Я отвернулся и смотрел в безбрежное чудо, созданное жизнью из камней, вечности и воды. Толстуха в шелковой юбке волновалась у автомобиля и спрашивала всех, где Женечка. Но кому было дело до Женечки? Только мне было видно, как Григорий Иваныч бежал снизу, кустами, по краю смертельной синевы и, смеясь, нес эту девчонку на своих руках.

ДЕНЕК

Иван Алексеич уютно ежился под одеялом и медлил открывать глаза. Утро входило в горницу ярким праздничным облаком. Точь-в-точь так, лет двадцать назад, приезжая на студенческие каникулы, нежился Иван Алексеич в теплом, невесть в какие лучезарности плывущем, корабле кровати, а рядом, в зальце, боязливо топала ногами покойная маменька, оберегая покой любимца, празднично пахло пирогами, и денек, идущий в солнце и в гуле обедничных колоколов, обещался какой-то вкусный, вроде с необычайным приключением на конце.

«Не знай, с чем дура Марфушка смастрячила пироги, с мясом иль с рыбой», — полюбопытствовал про себя Иван Алексеич и, освободив нос из-под одеяла, потянул воздух. Пригорклый и сладкий угарец гулял по горнице: определенно с мясом. «Не подложила бы только свинины старая надолба…» Но бежать в шлепанцах на кухню, раздражаться, как обычно, наводить ворчливый контроль было бы совсем некстати. Завтра, может быть, начиналась иная жизнь, да такая… Иван Алексеич смирился, зажмурился, валясь навзничь в подушки, и предался мечтаниям.

А было о чем… На днях шалый ветер брызнул сквозь щели ветхого Иван Алексеичева строения, втемяшил, в голову самые необузданные мысли, сбил с панталыку. Заехал из Царевщины старый друг, Гриша Мальцев, начальник почтовой конторы. Заехал, оказывается, не от себя, а от известного Ерошина, от того самого, у которого в Царевщине собственная мельница с паровым двигателем, — да и еще во многих иных делах по округе чуялась невидимая ерошинская рука.
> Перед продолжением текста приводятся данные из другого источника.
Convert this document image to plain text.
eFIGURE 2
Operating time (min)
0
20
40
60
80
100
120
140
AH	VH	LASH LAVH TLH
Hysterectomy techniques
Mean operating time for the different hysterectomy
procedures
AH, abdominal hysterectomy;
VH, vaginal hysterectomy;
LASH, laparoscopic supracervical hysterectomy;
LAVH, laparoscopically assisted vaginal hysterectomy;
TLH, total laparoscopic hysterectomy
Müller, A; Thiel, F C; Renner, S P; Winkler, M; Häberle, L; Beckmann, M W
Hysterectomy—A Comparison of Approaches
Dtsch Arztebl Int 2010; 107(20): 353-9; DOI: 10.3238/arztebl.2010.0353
Кроме того, томилась у Ерошина в горницах дочь Санечка, неувядаемая вдова. И этот самый Ерошин, пребывающий теперь в зените изобилия, честолюбиво закидывал удочку на Иван Алексеичеву интеллигентность…

— Ты универсант довоенного уровня, помни это, Ваня, не продешеви! — наставлял приятеля Гриша Мальцев. — Но и баба хотя… уйди — вырвусь!

И уже видел Иван Алексеич эту Санечку, не видел, а чуял скорее, как некое сладкое помраченье. Лицо у нее… ну, какое у нее лицо? Кудерьки — желтыми теплыми кольцами на лоб, на херувимские щечки. Около смешливых искорчатых глаз — налив такой сиреневый, застоялый… И вся Санечка — этакая ленивая, балованная, игручая. Подойдешь, дотронешься ладонью до теплого… Тут полезли в голову Иван Алексеича разные приятности, такие, что невозможно стало лежать. Выскочил волчком из-под одеяла и, обжигая ноги об ледяной пол, затопал к зеркалу.

— Чем, собственно, я заинтересовал? — спрашивал он себя, прочесывая пальцами свои вислые космы, из коих выплывала вперед голая сияющая округлость. — Ну, правда, похож немного на Гейне, и, конечно, в уезде еще такого лица нет ни у кого. Дело не в красоте, а в такой запоминающейся выразительности, резкости черт… А на Махрушинские хутора больше не поеду, вон и щеки свежее стали… К черту, теперь навсегда!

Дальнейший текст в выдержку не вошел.